[Corpora-List] CFP: IJCAI 2007 Workshop on Analytics for Noisy Unstructured Text Data

From: L V Subramaniam (lvsubram@in.ibm.com)
Date: Tue Jun 20 2006 - 15:33:29 MET DST

  • Next message: belendb@ujaen.es: "[Corpora-List] learner corpora"

    CALL FOR PAPERS

                                                    AND 2007

                                        IJCAI 2007 Workshop on
                       Analytics for Noisy Unstructured Text Data
                             8 January, 2006, Hyderabad, India

                             http://research.ihost.com/and2007
     
                 held at 20th Int. Jt. Conf. on Artificial Intelligence
                           (IJCAI 2007) http://www.ijcai-07.org/

                  Deadline for Papers is September 25th 2006
     
    WORKSHOP DESCRIPTION AND OBJECTIVES
    Noisy unstructured text data is found in informal settings such as online
    chat, SMS, emails, message boards, newsgroups, blogs, wikis and web
    pages. Also, text produced by processing spontaneous speech, printed
    text, handwritten text contains processing noise. Text produced under
    such circumstances is typically highly noisy containing spelling errors,
    abbreviations, non-standard words, false starts, repetitions, missing
    punctuations, missing case information, pause filling words such as "um"
    and "uh." Such text can be seen in large amounts in contact centers,
    on-line
    chat rooms, OCRed text documents, SMS corpus etc. The theme of the IJCAI
    2007 Conference is "AI and its benefits to society." In keeping with this
    theme,
    this workshop proposes to look at text analytics of highly noisy text that
    is
    produced in such everyday applications in society.
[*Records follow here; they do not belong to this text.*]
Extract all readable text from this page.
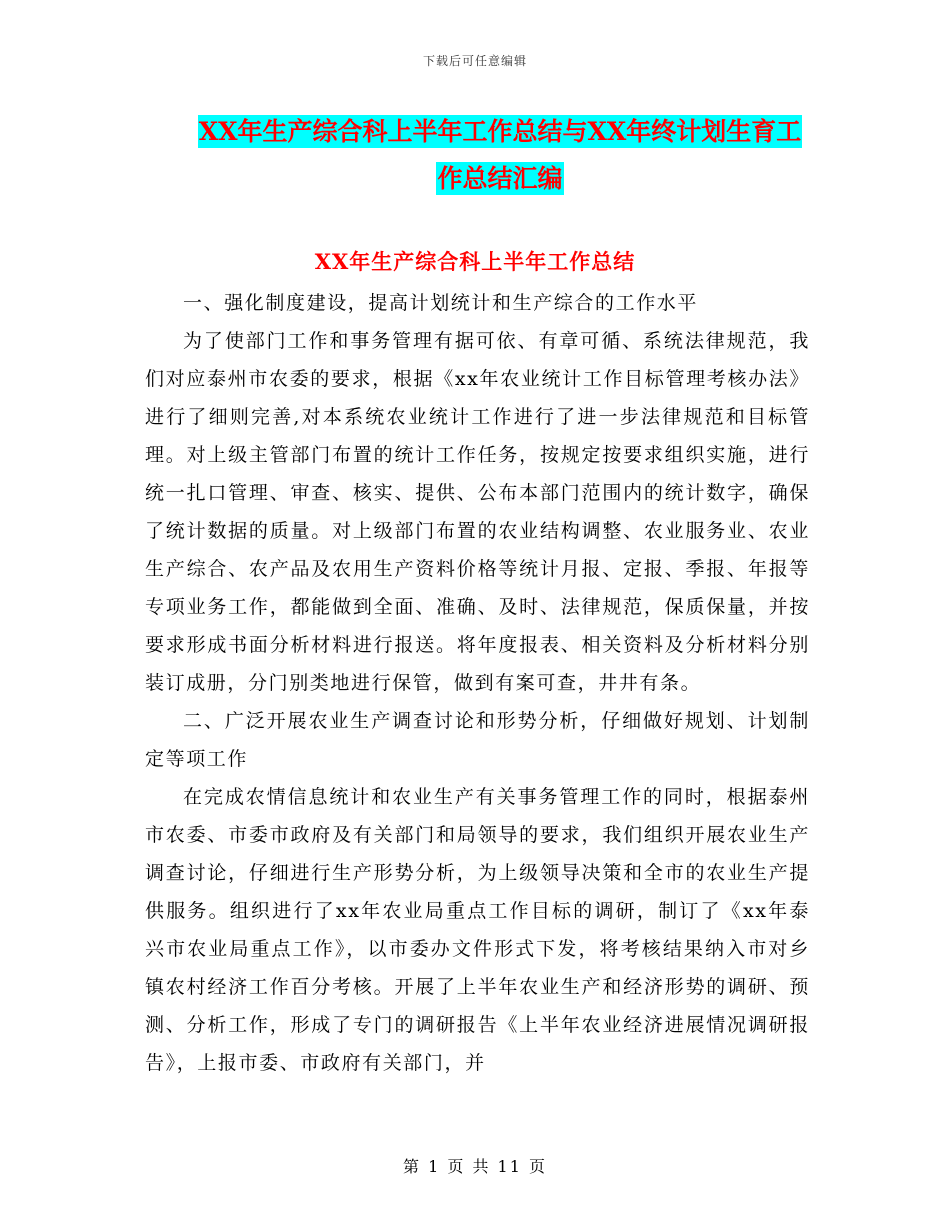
下载后可任意编辑
XX年生产综合科上半年工作总结与XX年终计划生育工
作总结汇编
XX年生产综合科上半年工作总结

一、强化制度建设，提高计划统计和生产综合的工作水平

为了使部门工作和事务管理有据可依、有章可循、系统法律规范，我们对应泰州市农委的要求，根据《xx年农业统计工作目标管理考核办法》进行了细则完善,对本系统农业统计工作进行了进一步法律规范和目标管理。对上级主管部门布置的统计工作任务，按规定按要求组织实施，进行统一扎口管理、审查、核实、提供、公布本部门范围内的统计数字，确保了统计数据的质量。对上级部门布置的农业结构调整、农业服务业、农业生产综合、农产品及农用生产资料价格等统计月报、定报、季报、年报等专项业务工作，都能做到全面、准确、及时、法律规范，保质保量，并按要求形成书面分析材料进行报送。将年度报表、相关资料及分析材料分别装订成册，分门别类地进行保管，做到有案可查，井井有条。

二、广泛开展农业生产调查讨论和形势分析，仔细做好规划、计划制定等项工作

在完成农情信息统计和农业生产有关事务管理工作的同时，根据泰州市农委、市委市政府及有关部门和局领导的要求，我们组织开展农业生产调查讨论，仔细进行生产形势分析，为上级领导决策和全市的农业生产提供服务。组织进行了xx年农业局重点工作目标的调研，制订了《xx年泰兴市农业局重点工作》，以市委办文件形式下发，将考核结果纳入市对乡镇农村经济工作百分考核。开展了上半年农业生产和经济形势的调研、预测、分析工作，形成了专门的调研报告《上半年农业经济进展情况调研报告》，上报市委、市政府有关部门，并

第 1 页 共 11 页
    The goal of the workshop is to focus on the problems encountered in
    analyzing
    such noisy documents coming from various sources. The nature of the text
    warrants moving beyond traditional text analytics techniques. We hope that
    the
    workshop will allow researchers to present current research and
    development in
    addressing this challenge. We also believe that as a result of this
    workshop
    there will be sharing of real life noisy data sets and will result in
    their
    becoming available to a wider research community.
     
    TOPICS
    We welcome original research papers that identify key problems related to
    noisy text analytics and offer solutions. We particularly encourage
    contributions that look at solving real life problems in the different
    settings where such data is produced in huge amounts. Potential topics
    include (but not limited to):
    * NLP techniques for handling noisy unstructured data
    * Characterization of the types of noise in documents
    * Genre recognition based on the type of noise
    * Robust parsing
    * Characterizing, modeling and accounting for historical language change
    * Methods for detecting and correcting spelling and grammatical errors in
      noisy text
    * Information Extraction and Retrieval from noisy text
    * Automatic classification and clustering of imprecise documents
    * Noise-invariant document summarization techniques
    * Issues in keyword search in presence of noise in unstructured data
    * Machine Translation for noisy text
    * Text analysis techniques for analysis and mining of call-logs,
    transcribed
      calls, web logs, chat logs, email exchanges
    * Business Intelligence(BI) applications for contact centers that deal
    with
      noisy data
    * Surveys on aspects of text analytics for noisy unstructured data
     
    PARTICIPATION
    We hope that the workshop will allow researchers working in areas related
    to
    unstructured data analytics, Natural Language Processing, Information
    Extraction, Information Retrieval, etc., to focus on the needs of users
    extracting useful information from noisy text. The target audience is a
    mixture of academia and industry researchers working with noisy text. We
    believe this work is of direct relevance to domains such as call centers,
    the world-wide web, and government organizations that need to analyze huge

    amounts of noisy data.

    IAPR ENDORSEMENT
    This workshop is endorsed by the International Association for Pattern
    Recognition (http://www.iapr.org)

    IMPORTANT DATES
    Paper Submission: September 25th, 2006
    Notification of Acceptance: October 23rd, 2006
    Camera-Ready papers due: November 8th, 2006
    Workshop at IJCAI 2007: January 8th, 2007
     
    SUBMISSION REQUIREMENTS
    We invite papers up to 8 pages in length in the style specified by IJCAI
    at
    (pdf: http://www.ijcai-07.org/ijcai07_format.pdf,
    word: http://www.ijcai-07.org/ijcai07_format.dot,
    LaTeX: http://www.ijcai-07.org/ijcai07_format_latex.tar).
     
    Submissions should be made electronically to lvsubram@in.ibm.com and
    rshourya@in.ibm.com before September 25th, 2006.

    PUBLICATION
    We are currently in negotiation with a leading publisher for the
    proceedings
    to be available onsite. We are also arranging a journal special issue for
    post-workshop publication of selected papers.
     
    WORKSHOP CHAIRS
    Craig Knoblock
    University of Southern California
     
    Daniel Lopresti
    Lehigh University
     
    Shourya Roy
    IBM Research, India Research Lab
     
    L. Venkata Subramaniam
    IBM Research, India Research Lab

    WORKSHOP CONTACTS
    * L. V. Subramaniam lvsubram@in.ibm.com
    * Shourya Roy rshourya@in.ibm.com

    Please visit the workshop website
    ***** http://research.ihost.com/and2007 *****
    for information about participation and submitting papers.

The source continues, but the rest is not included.